The first and most critical part of typical knee rehabilitation lasts for 12 weeks and begins within 24 hours of the knee replacement, according to Healthline. Successful knee rehabilitation relies on the patient completing 12 weeks of physical therapy and committing to a long term exercise program to achieve full rehabilitation within 12 months after surgery.
During the first day, a physical therapist helps the patient stand and walk with the new knee, notes Healthline. She also walks the patient through a series of exercises to help strengthen the muscles around the knee replacement. Upon discharge, a patient is able to complete basic self-care tasks and bend the knee at least 90 degrees.
For the first six weeks, a patient may use an assistive device to him him walk, explains Healthline. With at-home physical therapy, the patient should no longer need a cane or other device after week six. The patient can expect to return to daily activities, see much less swelling and inflammation, and be able to climb stairs and walk easily.
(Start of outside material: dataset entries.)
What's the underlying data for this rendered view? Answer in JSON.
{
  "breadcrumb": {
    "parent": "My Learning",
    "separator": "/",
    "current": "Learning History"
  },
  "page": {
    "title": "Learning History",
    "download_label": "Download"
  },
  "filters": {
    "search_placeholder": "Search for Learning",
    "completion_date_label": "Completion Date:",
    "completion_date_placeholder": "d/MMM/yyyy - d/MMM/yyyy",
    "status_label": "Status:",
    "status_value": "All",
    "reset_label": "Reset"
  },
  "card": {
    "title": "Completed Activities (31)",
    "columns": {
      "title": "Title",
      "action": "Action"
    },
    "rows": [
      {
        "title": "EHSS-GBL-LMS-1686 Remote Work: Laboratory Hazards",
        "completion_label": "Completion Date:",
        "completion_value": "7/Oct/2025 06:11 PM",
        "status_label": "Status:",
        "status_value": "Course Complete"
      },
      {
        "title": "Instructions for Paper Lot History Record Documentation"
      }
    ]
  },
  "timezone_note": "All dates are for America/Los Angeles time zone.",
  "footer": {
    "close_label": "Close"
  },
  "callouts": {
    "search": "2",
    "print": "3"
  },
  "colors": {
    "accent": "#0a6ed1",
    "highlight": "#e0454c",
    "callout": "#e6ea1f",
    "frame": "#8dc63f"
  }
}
At seven to 11 weeks, it is essential that the patient commits to a full exercise program, which may contain knee bends, hip abductions, bicycling, balancing on one foot, toe and heel raises, and other exercises, according to Healthline. The patient should also work to complete all types of daily tasks without assistance, and his knee should bend approximately 115 degrees.
By week 12, most patients can run, ski and play sports, notes Healthline. Doctors still require regular checkups to ensure the knee functions correctly, but the patient should continue his own exercise program to fully rehabilitate the knee.